- « A dimanche, Victor »
- « Je viendrai te revoir après l'angélus
de midi » répondit Victor à sa charmante fiancée. Ils venaient de passer quelques heures
ensemble à se promener sur les chemins de
Lingèvres, cette petite localité du
Bessin entre Tilly sur Seulles et
Balleroy.
- « Remonte ton col, il ne fait pas si chaud »

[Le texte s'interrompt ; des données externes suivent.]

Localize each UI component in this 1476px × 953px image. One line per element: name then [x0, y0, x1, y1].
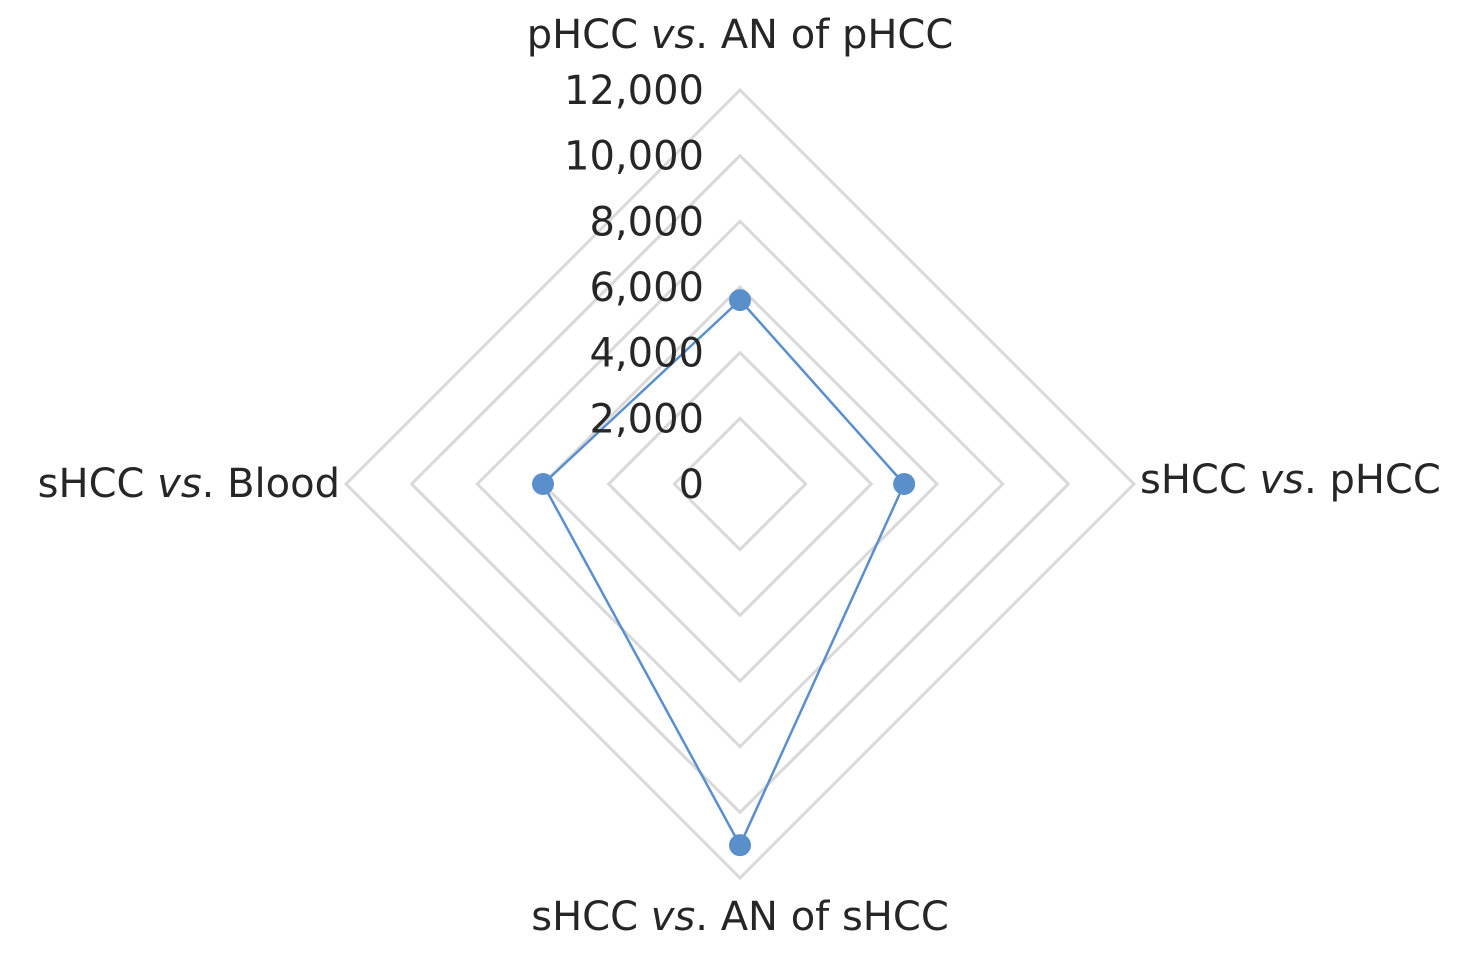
category-label-2: sHCC vs. AN of sHCC: [531, 894, 949, 940]
category-label-prefix: pHCC: [527, 12, 651, 58]
tick-label: 8,000: [589, 199, 704, 245]
grid-ring-5: [409, 153, 1071, 815]
radar-grid: [343, 87, 1137, 881]
category-label-3: sHCC vs. Blood: [38, 461, 340, 507]
category-label-italic: vs: [157, 461, 202, 507]
tick-label: 10,000: [564, 134, 704, 180]
category-label-0: pHCC vs. AN of pHCC: [527, 12, 954, 58]
grid-ring-6: [343, 87, 1137, 881]
radial-axis-ticks: 0 2,000 4,000 6,000 8,000 10,000 12,000: [564, 68, 704, 508]
category-label-suffix: . AN of sHCC: [695, 894, 948, 940]
category-label-suffix: . pHCC: [1304, 457, 1441, 503]
category-label-italic: vs: [1260, 457, 1305, 503]
tick-label: 12,000: [564, 68, 704, 114]
tick-label: 6,000: [589, 265, 704, 311]
category-label-italic: vs: [651, 894, 696, 940]
data-point-2: [729, 834, 751, 857]
grid-ring-2: [606, 350, 874, 618]
category-label-1: sHCC vs. pHCC: [1140, 457, 1441, 503]
category-label-italic: vs: [651, 12, 696, 58]
data-point-1: [893, 473, 916, 495]
grid-ring-3: [540, 284, 940, 684]
category-label-suffix: . Blood: [202, 461, 340, 507]
radar-series: [532, 289, 916, 857]
category-label-prefix: sHCC: [38, 461, 158, 507]
tick-label: 0: [679, 462, 704, 508]
category-label-suffix: . AN of pHCC: [695, 12, 953, 58]
grid-ring-4: [475, 219, 1005, 749]
tick-label: 2,000: [589, 396, 704, 442]
category-label-prefix: sHCC: [531, 894, 651, 940]
category-label-prefix: sHCC: [1140, 457, 1260, 503]
grid-ring-1: [672, 416, 808, 552]
data-point-0: [729, 289, 751, 312]
tick-label: 4,000: [589, 331, 704, 377]
data-point-3: [532, 473, 554, 495]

- « Ne te tracasse pas Chérie, Ducy n'est
pas loin. Ah, si la semaine pouvait passer aussi vite que le
trajet que je vais faire pour rejoindre le château ». Nous sommes en l'année
1913 et cette scène se renouvelait tous les
week-ends. Victor faisait ses adieux momentanés à sa fiancée avant de rejoindre Ducy Sainte Marguerite où il était régisseur à la ferme du château.
Recouverte d'un grand châle, la jeune
fille regardait son
Victor disparaître, monté sur sa bicyclette. Sur le petit chemin qui mène à Couvert éclairé par un très beau clair de lune, Victor se retourna une dernière fois pour faire un petit signe d'adieu à celle qui l'attendra jusqu'à dimanche.
La montre d'argent du jeune homme indiquait
23 heures.
Le cycliste arriva près de Couvert (commune
disparue mais devenue hameau de Juaye-Mondaye). En apercevant les ruines de la petite
église, masse sombre faite de lierres
grimpants sur les seuls murs encore
debout, un souvenir lui traversa la
tête.
Il se souvint d'une découverte de sarcophages
remontant à une haute antiquité. On avait trouvé au siècle
dernier dans le cimetière, mais également aux alentours de
l'église une vingtaine de cercueils de pierre.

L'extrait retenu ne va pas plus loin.